Notes: This figure shows the number of firms classified as criminal in each province across Northern and Central Italy over the 2019-2021 period. Province borders are sourced from the Italian National Institute of Statistics (ISTAT).
These dynamics matter. Organised crime acts like an informal tax on the economy, raising costs and undermining productivity (Rodríguez-Pose and Ganau 2017). By contrast, dismantling Mafia-connected firms revitalises local markets. After a raid, output and efficiency in affected communities improve relative to places untouched by interventions. Freed from the distortions of criminal monopolies, honest businesses reinvest, expand, and hire more workers.

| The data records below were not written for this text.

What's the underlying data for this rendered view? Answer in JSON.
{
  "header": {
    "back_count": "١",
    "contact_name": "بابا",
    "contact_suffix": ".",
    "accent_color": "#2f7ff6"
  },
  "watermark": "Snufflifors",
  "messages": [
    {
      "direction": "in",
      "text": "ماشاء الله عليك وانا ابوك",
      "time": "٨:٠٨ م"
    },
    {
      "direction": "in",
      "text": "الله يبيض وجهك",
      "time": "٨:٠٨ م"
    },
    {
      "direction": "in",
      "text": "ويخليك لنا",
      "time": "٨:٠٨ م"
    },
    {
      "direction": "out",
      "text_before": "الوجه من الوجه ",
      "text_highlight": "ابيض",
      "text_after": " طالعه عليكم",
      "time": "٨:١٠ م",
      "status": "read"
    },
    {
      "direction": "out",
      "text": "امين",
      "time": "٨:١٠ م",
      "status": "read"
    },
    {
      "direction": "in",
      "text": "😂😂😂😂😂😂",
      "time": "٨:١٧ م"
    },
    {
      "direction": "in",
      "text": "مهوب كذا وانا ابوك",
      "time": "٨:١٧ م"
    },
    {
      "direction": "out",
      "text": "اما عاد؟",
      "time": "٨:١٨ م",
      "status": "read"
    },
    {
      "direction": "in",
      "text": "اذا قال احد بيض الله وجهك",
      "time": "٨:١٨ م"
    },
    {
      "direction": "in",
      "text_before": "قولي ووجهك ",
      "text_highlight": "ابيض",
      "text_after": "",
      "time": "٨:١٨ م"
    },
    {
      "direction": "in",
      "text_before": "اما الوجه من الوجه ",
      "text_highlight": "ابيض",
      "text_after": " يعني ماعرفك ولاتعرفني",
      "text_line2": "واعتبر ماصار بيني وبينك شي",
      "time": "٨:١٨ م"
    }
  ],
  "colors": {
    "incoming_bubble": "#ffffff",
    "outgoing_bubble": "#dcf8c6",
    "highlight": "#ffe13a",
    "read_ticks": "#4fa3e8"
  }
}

Why does this happen? We find two complementary mechanisms at work. The first is an intermediation effect: removing Mafia firms makes the local business climate safer and more transparent, giving legitimate firms more confidence to borrow and grow. The second is an information effect: police actions shine a light on hidden connections, bringing concealed risks into the open. Banks respond by modestly raising interest rates to reflect updated risk assessments. In short, removing criminal infiltration ‘uncages’ credit supply, but also prompts a recalibration of lending conditions as markets adjust. These effects do not hit all lenders equally. Local banks with strong community roots and good soft information maintain steadier lending terms and benefit from their relational advantage. By contrast, foreign and non-local banks, lacking this local insight, tend to raise borrowing costs more sharply as a precaution. This suggests that maintaining strong local banking networks can help sustain credit supply during periods of intensified financial crime enforcement – a point especially relevant as the EU’s new Anti-Money Laundering Authority expands its cross-border supervisory reach.

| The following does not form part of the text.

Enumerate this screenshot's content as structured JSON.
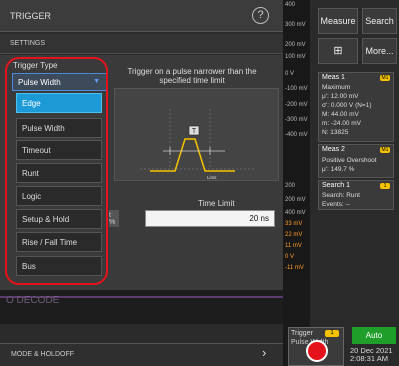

The broader lesson for policymakers is that crime suppression and financial development can go together. Our findings show that targeted police action against Mafia infiltration directly benefits the real economy by restoring fair competition and improving credit allocation. As the EU builds out AMLA’s supervisory role, the Italian experience suggests that coordinated intelligence and enforcement can make banks more resilient – not less – when tackling organised crime.
A few policy lessons stand out. First, integrating crime-fighting with financial supervision can yield clear economic benefits. Removing criminal firms unlocks credit for legitimate businesses and lifts productivity. Second, since the exposure of hidden risks can tighten credit conditions temporarily, policymakers may consider tools such as prudential buffers or information-sharing frameworks to help banks manage uncertainty without unduly restricting small and medium-sized enterprise (SME) lending. Third, supporting local and community-based banks is vital, as these institutions are often best placed to navigate the informational challenges that come with tackling crime infiltration. Fourth, in terms of long-term economic benefits, anti-Mafia interventions can serve as catalysts for economic revitalisation, leading to improved capital allocation, firm growth, and employment, particularly in regions previously dominated by criminal activity.
In short, the link between organised crime and finance runs both ways. Mafia networks distort markets and suppress growth, but dismantling them frees up capital for innovation and fair competition. Our research contributes to a growing body of evidence (Rodríguez-Pose and Ganau 2017, Sorrenti and Le Moglie 2020, De Feo et al. 2018, Isopi et al. 2012, Narciso and Barone 2012, Mocetti et al. 2019) showing that tighter crime controls can strengthen the banking system and the wider economy – a win-win for Europe’s security and prosperity. These findings align with prior work suggesting that criminal infiltration distorts public spending (Narciso and Barone 2012) and diverts local development resources (De Feo et al. 2018). Historical work on the Sicilian Mafia shows how weak institutions enable organised crime to embed itself and distort regional growth (Isopi et al. 2012). Where Mafia infiltration reaches corporate boards, firm performance and local growth suffer (Mocetti et al. 2019). Our evidence shows that robust law enforcement can reverse these distortions.